I don’t like to go back on my word, and maybe I was also curious about where this adventure would take me, so, when midnight had passed and the whole center was dark and quiet, I tiptoed from my room down the stairs, along the corridor and knocked on his door. He had expected me, and he invited me into his bed and we made love. It was quite nice and it was late before he let me go and I had to promise to come back the next night. He was very compelling and he had little English and I had little Tibetan so our communication was restricted.
I was rather tired the following day but I kept telling myself that I had to go since I had promised. So, when everybody had settled down for the night, I was again feeling my way through the dark castle to another tryst. It seemed that he couldn’t get enough, and the next day I was confused and felt out of sorts by having this clandestine affair in the center. Most of all I was exhausted.
I decided to tell him that I had to stop. All I could come up with in Tibetan was ’not good’ and that’s what I told him on the third night before leaving. He protested, but he also gave me a gift, a mala (rosary) of red corals hooked together with gold links.

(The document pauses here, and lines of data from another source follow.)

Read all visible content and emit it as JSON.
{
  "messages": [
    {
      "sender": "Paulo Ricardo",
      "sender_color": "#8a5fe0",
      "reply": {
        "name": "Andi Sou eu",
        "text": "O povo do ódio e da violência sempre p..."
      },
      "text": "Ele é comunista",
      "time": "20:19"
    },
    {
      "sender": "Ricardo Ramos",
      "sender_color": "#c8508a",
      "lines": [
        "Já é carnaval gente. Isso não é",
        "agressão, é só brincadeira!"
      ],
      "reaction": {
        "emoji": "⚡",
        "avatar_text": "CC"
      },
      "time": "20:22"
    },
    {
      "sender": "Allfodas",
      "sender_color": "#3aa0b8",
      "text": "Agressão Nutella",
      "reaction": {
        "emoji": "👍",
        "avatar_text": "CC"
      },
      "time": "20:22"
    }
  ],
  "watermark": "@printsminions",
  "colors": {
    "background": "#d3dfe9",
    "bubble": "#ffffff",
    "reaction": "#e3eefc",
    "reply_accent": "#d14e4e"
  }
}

Next day, as I was working on a painting in my room, Rimpoche came and sat down next to me and started feeling me up. I was determined to stop and I drew away from him and kept saying ‘not good’ in Tibetan. He said: “Everybody does it. Lama Yeshe and Lama Zopa do it”. I had no idea how he knew about my connection with them, but I did not believe him. I had lived with them more than two years and I was sure that they kept their vows. Rimpoche finally left, but I was afraid that he would come back at night so I locked my door.

Rimpoche and me to the right behind him

The whole thing was puzzling and I had an urge to talk about it with my good friend Julie, a Dutch woman who lived in the castle with her husband and her daughter. She laughed and said: “He has kissed and groped every single male in the center”. She told me the whole story that I had been too caught up to notice. There was uproar in the center. Rimpoche had groped her husband and a French nun had surprised them when she entered to clean the bathroom; she was shaken in her faith. Rimpoche had groped the American monk who lived at the center and he was shocked so profoundly that he had given up his monkhood and had left for America. That was no great loss; I think he was better off not being a monk. Most people were cool; it seemed that Rimpoche had a reputation and it was considered best not to mention it. A gay friend of mine from Paris talked warmly of Rimpoche and showed me a scarf he had given him. Aha, you too, I thought.

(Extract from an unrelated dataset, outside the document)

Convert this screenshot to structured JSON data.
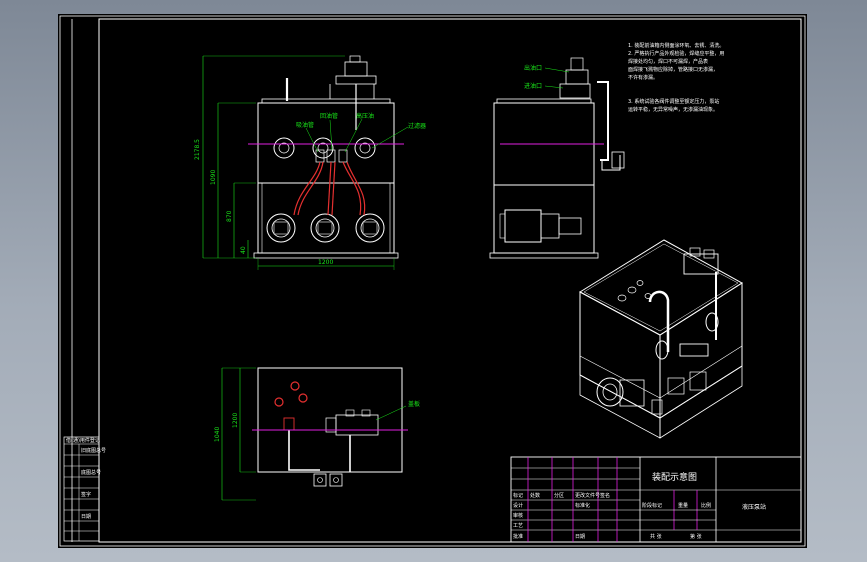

I began to form a picture of the different people’s reactions and there was something in the way Rimpoche had shook up everybody that I liked. For myself I felt I had learned that it was OK to be open about one’s desires and act on them, and also something about the tediousness of sexual obsession. It looked to me as if Rimpoche was using his lust to give hands-on practical teachings (pun intended). He stirred things up radically, but he took all the blame on himself. And he had a lot of fun!
A few days later Pawo Rimpoche left and the French nun burned bundles of incense in his room and in front of the castle to exorcise the unclean spirits.